Mnemosyneby SchoolForge updated October 8, 2011
The Mnemosyne software resembles a traditional flash-card program.

Software Details

The Mnemosyne software resembles a traditional flash-card program to help you memorise question/answer pairs, but with an important twist: it uses a sophisticated algorithm to schedule the best time for a card to come up for review. Difficult cards that you tend to forget quickly will be scheduled more often, while Mnemosyne won't waste your time on things you remember well.

Reviews

2
I'm reviewing this software
4
Average: 4 (1 vote)

I'm reviewing this software as an elementary teacher looking for something that I can use in the classroom with the students.

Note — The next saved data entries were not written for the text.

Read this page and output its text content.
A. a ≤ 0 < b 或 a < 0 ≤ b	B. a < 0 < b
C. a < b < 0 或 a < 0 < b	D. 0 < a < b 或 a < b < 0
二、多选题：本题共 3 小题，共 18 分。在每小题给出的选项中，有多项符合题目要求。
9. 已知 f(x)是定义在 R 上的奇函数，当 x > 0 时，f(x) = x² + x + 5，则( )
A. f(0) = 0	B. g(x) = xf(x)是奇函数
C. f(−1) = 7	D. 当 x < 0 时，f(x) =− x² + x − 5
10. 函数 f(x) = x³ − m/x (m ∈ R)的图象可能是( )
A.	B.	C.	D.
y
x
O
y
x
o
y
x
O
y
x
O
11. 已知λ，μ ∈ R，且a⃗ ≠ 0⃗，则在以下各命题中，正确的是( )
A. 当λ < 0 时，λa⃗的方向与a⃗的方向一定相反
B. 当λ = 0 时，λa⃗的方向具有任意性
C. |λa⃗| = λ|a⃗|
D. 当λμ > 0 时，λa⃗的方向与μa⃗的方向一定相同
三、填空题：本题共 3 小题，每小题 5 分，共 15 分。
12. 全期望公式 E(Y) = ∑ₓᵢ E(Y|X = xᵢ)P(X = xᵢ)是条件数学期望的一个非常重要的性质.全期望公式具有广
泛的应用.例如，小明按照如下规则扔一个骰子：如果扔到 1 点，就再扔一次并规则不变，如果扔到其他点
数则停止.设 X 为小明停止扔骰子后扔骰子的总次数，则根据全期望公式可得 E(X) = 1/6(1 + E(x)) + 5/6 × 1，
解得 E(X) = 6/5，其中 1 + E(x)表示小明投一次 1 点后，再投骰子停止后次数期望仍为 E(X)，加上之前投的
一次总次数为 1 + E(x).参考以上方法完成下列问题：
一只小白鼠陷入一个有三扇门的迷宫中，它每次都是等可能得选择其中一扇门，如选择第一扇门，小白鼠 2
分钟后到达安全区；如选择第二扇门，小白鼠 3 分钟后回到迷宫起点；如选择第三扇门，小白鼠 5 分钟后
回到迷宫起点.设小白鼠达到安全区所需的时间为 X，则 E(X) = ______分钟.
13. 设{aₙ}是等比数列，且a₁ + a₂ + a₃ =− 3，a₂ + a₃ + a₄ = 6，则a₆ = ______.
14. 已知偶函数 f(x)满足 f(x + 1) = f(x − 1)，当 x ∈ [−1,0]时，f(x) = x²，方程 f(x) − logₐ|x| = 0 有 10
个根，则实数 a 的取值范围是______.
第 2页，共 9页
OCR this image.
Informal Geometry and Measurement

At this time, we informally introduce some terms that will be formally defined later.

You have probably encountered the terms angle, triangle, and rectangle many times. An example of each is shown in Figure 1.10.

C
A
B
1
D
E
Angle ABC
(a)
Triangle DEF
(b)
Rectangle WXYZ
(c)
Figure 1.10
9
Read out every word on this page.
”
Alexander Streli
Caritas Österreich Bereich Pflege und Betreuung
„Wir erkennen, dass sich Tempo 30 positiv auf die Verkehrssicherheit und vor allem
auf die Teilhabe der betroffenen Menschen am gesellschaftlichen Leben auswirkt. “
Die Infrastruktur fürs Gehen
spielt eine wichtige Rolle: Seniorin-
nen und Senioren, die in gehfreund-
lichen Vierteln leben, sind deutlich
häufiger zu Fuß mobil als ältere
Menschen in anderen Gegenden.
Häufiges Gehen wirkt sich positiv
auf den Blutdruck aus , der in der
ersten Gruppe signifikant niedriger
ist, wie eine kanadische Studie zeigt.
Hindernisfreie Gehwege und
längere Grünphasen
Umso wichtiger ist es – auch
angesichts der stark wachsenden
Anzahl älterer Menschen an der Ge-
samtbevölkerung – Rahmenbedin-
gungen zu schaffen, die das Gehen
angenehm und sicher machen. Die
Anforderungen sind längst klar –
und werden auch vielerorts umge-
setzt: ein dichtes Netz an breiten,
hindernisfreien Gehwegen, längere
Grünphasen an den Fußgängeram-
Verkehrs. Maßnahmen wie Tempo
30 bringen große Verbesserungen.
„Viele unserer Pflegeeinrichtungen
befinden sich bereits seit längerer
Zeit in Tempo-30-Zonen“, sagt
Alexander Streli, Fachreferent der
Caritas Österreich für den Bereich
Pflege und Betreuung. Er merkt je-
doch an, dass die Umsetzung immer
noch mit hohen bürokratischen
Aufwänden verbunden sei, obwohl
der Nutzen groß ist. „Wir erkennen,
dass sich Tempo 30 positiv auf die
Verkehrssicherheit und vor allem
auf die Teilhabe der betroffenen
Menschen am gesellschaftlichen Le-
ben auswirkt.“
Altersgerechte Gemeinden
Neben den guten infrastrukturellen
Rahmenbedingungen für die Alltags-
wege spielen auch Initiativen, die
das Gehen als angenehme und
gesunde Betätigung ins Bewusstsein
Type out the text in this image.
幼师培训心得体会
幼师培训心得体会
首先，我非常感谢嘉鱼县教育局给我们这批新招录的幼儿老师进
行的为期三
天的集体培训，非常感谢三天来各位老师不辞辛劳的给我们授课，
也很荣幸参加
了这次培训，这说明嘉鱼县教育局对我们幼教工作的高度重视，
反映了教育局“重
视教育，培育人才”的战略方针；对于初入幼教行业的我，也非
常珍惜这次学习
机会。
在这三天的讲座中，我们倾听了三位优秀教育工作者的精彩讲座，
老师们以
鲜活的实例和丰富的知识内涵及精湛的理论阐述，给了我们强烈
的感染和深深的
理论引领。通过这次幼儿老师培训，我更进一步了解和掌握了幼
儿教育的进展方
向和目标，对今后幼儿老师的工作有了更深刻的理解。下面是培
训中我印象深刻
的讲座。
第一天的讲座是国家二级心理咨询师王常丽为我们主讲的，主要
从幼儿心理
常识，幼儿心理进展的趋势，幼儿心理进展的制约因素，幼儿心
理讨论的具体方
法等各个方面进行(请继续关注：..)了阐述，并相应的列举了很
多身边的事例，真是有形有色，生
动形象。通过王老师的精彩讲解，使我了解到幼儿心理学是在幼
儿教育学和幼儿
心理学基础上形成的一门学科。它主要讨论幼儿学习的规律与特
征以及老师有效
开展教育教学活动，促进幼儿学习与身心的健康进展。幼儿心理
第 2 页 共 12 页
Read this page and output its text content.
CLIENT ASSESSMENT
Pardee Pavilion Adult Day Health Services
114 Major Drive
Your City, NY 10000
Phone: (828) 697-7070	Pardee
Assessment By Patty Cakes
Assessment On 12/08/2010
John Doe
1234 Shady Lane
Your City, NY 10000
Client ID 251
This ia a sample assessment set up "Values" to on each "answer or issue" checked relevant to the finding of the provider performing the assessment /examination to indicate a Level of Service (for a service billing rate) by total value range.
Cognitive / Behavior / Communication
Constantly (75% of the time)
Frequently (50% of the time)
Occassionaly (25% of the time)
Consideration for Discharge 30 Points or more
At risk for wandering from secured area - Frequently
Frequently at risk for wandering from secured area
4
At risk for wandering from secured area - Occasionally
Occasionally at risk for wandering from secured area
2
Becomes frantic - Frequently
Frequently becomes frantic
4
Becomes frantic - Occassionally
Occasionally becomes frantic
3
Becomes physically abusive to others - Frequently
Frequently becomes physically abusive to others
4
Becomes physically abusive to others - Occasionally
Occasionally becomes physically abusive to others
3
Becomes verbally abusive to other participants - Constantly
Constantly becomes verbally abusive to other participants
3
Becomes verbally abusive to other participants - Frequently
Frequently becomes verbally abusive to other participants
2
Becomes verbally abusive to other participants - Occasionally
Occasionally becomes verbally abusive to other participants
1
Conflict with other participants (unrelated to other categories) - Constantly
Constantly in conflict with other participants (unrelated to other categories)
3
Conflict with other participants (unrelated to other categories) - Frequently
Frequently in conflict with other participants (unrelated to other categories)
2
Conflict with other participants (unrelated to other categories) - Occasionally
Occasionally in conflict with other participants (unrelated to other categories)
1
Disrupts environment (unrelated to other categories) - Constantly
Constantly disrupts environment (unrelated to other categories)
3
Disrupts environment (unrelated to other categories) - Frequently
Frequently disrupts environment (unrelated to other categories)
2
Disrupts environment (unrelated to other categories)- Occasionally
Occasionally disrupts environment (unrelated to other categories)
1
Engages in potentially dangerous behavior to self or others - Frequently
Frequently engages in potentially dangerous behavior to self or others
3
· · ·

Mnemosyne is a flash-card software. Users can create their own flash-cards by typing the question and the answer. Then they grade their learning on a scale from 0-5, with 0 being not memorized and 5 being memorized. Mnemosyne analyzes your responses and grades to determine when is the best time for the cards to come up in the review process.

Pros:
-customize your flash-cards
-knows when you've mastered a card, and when you need more practice
-keeps track of statistics
-easy to install and use
-import cards from database

Cons:
-not very much interactivity – it's truly just a digital flash-card
-not sure how young students would enjoy it

Overall: I think this software would be best used with older students. With older students I think it'd be an effective study aid.

Ease of installation: 5
Ease of use: 4.5
Effectiveness: 3.5
Student engagement: 2.5
Overall: 4

digital flash cards make flash cards better
4
Average: 4 (1 vote)

Mnemosyne is a flash card tool that can be used as a study tool. I liked that students could make their own cards. The criteria asked for the word, pronunciation, definition, example, so students would have to think more complexly about what they wanted to include in their own study tool. Then they could use their digital flash cards to practice on each other. This would be most helpful with literary terms and vocabulary. I give Mnemosyne 4 stars. I really liked that students could create and share this study tool, but it also seemed kind of boring. Maybe that's just the limit with flash cards. They are not supposed to be really interesting, they're just supposed to help you remember things. However, I really like the idea that it's still considered a “project” and allows users to contribute and be part of the evolution. I think this would work best for upper elementary and beyond.